Student Directed Seminars

Increasing Access to Essential Medicines in Developing Countries

A student-directed seminar titled, “Increasing Access to Essential Medicines in Developing Countries: Strategies and Barriers” was offered from January-April 2010. This seminar critically examined the role of universities, governments, non-governmental organizations, and pharmaceutical companies in an effort to ensure worldwide access to essential medicines. Upon completion of the course, students gained knowledge of patent laws and relevant trade agreements, the effects of these on access to medicines in impoverished countries, aid measures already taken to improve access to drugs and other medical technologies, and challenges that remain at this time.

The seminar was coordinated by Sonja Babovic, a 4th year Pharmaceutical Science student, and was supervised by Dr. Kishor Wasan.   Sonja has expressed a desire that the course information continue to be made available to students or anyone interested in the topic of Essential Medicines.

The course information is available here:  Increasing Access to Essential Medicines in Developing Countries


Biology 448B: The Fundamentals of Tropical Disease

Offered January – April 2008 at the University of British Columbia

15 students were enrolled for the course.

This three-credit undergraduate student-directed seminar was created by Goldis Chami and Dr.

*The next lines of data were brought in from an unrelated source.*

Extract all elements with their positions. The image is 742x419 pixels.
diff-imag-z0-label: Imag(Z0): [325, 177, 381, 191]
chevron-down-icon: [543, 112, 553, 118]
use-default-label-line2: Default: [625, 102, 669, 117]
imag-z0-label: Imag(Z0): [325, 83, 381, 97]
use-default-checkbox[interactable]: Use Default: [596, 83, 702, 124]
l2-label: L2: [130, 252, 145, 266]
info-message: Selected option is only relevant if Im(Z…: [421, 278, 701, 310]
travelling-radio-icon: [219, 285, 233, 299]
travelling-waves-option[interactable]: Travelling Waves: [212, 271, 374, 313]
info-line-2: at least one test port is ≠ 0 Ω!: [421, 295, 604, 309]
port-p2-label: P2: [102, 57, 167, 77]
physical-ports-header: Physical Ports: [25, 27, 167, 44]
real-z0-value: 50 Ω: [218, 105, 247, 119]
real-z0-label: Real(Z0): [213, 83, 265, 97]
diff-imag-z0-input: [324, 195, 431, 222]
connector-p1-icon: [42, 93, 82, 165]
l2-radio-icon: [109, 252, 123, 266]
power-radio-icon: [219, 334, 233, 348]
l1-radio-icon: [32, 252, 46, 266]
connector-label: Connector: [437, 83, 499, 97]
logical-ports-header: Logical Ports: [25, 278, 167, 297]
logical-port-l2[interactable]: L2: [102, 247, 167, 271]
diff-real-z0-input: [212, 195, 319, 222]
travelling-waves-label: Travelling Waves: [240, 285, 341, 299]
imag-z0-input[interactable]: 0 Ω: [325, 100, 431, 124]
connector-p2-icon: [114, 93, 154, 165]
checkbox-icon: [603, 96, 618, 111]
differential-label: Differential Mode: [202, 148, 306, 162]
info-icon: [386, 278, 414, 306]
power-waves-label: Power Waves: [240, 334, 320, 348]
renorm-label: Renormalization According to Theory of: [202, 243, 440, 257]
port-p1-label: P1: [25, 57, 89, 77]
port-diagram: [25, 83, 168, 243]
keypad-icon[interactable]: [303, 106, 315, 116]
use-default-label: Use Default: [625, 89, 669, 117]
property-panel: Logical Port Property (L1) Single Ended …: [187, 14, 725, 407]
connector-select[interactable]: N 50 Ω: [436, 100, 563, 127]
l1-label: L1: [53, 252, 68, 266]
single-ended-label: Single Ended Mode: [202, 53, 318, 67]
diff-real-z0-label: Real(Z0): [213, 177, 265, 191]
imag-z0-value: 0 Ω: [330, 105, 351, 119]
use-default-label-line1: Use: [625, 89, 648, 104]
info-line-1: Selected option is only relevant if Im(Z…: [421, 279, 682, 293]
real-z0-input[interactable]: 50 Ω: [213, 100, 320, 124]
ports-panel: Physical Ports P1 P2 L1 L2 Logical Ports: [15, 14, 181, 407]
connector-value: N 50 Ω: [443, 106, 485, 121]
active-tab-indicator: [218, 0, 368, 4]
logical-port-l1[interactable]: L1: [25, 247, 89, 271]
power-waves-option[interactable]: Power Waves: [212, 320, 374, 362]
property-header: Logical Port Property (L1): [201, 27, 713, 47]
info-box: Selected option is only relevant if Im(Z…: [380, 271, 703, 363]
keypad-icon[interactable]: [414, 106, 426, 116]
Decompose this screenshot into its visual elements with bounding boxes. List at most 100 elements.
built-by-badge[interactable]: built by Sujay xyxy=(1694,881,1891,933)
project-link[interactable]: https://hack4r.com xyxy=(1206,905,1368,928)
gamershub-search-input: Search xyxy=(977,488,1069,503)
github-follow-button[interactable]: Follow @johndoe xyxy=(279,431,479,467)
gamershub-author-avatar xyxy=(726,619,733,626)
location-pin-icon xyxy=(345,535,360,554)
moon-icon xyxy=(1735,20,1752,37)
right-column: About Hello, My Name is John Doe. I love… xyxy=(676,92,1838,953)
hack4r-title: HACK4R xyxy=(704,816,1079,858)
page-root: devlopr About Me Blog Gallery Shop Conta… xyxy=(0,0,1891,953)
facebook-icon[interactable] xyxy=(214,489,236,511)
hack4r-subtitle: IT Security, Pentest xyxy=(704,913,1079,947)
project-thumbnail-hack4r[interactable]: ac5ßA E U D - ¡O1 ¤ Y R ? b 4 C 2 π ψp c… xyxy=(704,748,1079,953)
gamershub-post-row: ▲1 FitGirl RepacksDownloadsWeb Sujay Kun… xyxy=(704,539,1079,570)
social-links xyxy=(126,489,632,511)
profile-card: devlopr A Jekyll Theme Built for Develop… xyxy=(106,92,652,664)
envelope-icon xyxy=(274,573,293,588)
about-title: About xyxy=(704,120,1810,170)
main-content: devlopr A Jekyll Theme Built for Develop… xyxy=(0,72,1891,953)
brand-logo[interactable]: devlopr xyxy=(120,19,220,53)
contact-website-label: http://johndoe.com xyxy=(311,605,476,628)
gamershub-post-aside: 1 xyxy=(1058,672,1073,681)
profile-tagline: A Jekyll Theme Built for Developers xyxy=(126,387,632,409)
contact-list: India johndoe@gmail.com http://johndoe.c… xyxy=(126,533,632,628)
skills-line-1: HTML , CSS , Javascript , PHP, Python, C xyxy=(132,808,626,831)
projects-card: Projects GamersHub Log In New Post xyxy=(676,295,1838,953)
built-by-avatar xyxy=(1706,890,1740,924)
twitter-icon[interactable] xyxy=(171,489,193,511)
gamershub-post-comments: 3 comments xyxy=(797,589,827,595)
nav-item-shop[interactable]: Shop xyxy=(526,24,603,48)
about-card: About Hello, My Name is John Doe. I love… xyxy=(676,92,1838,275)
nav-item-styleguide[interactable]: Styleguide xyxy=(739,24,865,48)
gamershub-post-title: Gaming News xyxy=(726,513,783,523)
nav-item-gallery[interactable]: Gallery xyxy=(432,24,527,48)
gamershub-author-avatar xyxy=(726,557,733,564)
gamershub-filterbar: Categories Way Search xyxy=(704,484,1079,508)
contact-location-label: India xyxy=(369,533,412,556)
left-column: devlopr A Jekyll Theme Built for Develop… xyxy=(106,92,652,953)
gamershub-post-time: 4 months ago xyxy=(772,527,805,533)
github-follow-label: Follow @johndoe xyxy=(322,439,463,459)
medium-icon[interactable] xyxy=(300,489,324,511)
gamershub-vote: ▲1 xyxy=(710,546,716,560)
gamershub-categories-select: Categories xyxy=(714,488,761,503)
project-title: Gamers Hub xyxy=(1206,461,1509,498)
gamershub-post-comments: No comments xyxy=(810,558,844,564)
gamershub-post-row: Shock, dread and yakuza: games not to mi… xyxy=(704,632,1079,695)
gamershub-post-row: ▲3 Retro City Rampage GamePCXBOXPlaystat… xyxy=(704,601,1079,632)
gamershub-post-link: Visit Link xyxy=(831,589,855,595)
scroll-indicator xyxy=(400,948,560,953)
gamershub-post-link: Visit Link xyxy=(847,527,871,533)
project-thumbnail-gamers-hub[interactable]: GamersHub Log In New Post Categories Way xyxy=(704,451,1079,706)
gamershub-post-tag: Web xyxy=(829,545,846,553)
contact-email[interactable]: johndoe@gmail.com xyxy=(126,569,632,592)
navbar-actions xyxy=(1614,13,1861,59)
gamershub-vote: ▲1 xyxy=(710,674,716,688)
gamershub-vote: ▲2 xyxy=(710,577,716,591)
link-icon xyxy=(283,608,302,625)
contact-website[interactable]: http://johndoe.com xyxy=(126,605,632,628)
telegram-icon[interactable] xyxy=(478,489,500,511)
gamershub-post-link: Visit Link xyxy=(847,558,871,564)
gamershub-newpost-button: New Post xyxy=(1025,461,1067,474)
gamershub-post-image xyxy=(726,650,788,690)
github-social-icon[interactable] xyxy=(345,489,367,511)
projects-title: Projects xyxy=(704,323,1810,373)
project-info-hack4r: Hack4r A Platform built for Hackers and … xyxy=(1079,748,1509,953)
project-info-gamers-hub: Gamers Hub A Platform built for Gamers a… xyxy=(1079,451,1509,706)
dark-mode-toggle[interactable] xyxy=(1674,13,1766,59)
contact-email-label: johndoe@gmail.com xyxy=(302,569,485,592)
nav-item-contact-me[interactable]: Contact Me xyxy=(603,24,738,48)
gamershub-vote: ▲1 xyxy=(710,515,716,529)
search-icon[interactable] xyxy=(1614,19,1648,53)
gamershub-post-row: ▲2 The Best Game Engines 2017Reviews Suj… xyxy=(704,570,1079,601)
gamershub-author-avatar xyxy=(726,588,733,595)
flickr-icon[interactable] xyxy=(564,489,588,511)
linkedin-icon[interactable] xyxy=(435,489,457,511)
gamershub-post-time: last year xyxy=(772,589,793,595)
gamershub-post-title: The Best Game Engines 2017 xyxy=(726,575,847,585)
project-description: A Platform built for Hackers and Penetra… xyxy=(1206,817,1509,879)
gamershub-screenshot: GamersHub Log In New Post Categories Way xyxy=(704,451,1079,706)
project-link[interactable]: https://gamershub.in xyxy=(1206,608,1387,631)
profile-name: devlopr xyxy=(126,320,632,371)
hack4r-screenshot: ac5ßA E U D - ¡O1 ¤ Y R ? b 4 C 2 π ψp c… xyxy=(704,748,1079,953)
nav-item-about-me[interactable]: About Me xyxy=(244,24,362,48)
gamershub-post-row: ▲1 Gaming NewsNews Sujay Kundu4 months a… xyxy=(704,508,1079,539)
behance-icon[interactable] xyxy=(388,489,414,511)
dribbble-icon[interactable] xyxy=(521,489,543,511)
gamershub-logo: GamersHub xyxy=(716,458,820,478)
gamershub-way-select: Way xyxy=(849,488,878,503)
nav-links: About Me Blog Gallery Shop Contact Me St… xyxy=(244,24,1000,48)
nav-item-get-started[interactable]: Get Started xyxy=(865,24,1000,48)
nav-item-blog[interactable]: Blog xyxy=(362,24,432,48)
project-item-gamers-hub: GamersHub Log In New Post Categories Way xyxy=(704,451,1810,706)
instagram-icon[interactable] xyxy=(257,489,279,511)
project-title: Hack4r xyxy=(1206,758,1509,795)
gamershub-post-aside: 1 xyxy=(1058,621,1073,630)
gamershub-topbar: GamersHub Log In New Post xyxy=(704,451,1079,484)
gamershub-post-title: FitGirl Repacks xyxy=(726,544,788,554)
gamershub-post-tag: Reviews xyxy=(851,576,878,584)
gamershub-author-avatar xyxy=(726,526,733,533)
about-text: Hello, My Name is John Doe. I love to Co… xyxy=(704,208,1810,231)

Patricia Schulte. The course took a multidisciplinary approach to the study of the diseases most common to the tropics, and the factors that maintain those diseases and contribute to their spread. The aim of the seminar was to provide students with a strong grounding in the etiology, pathogenic mechanisms, and course of illness of the diseases studied, while also exploring the social, economic, historic, and political factors that explain why these diseases continue to devastate millions of individuals in low- and middle-income countries.

Diseases studied included cholera and diarrheal diseases, malaria, trypanosomiasis, Dengue and yellow fever, tuberculosis and drug resistance, HIV, and leprosy. Issues discussed included the challenges of developing effective diagnostic tools for developing countries, the HIV/AIDS epidemic in Africa, the pharmaceutical industry and the complexities of stimulating drug development for neglected diseases, and the effects of climate change on the spread of tropical diseases.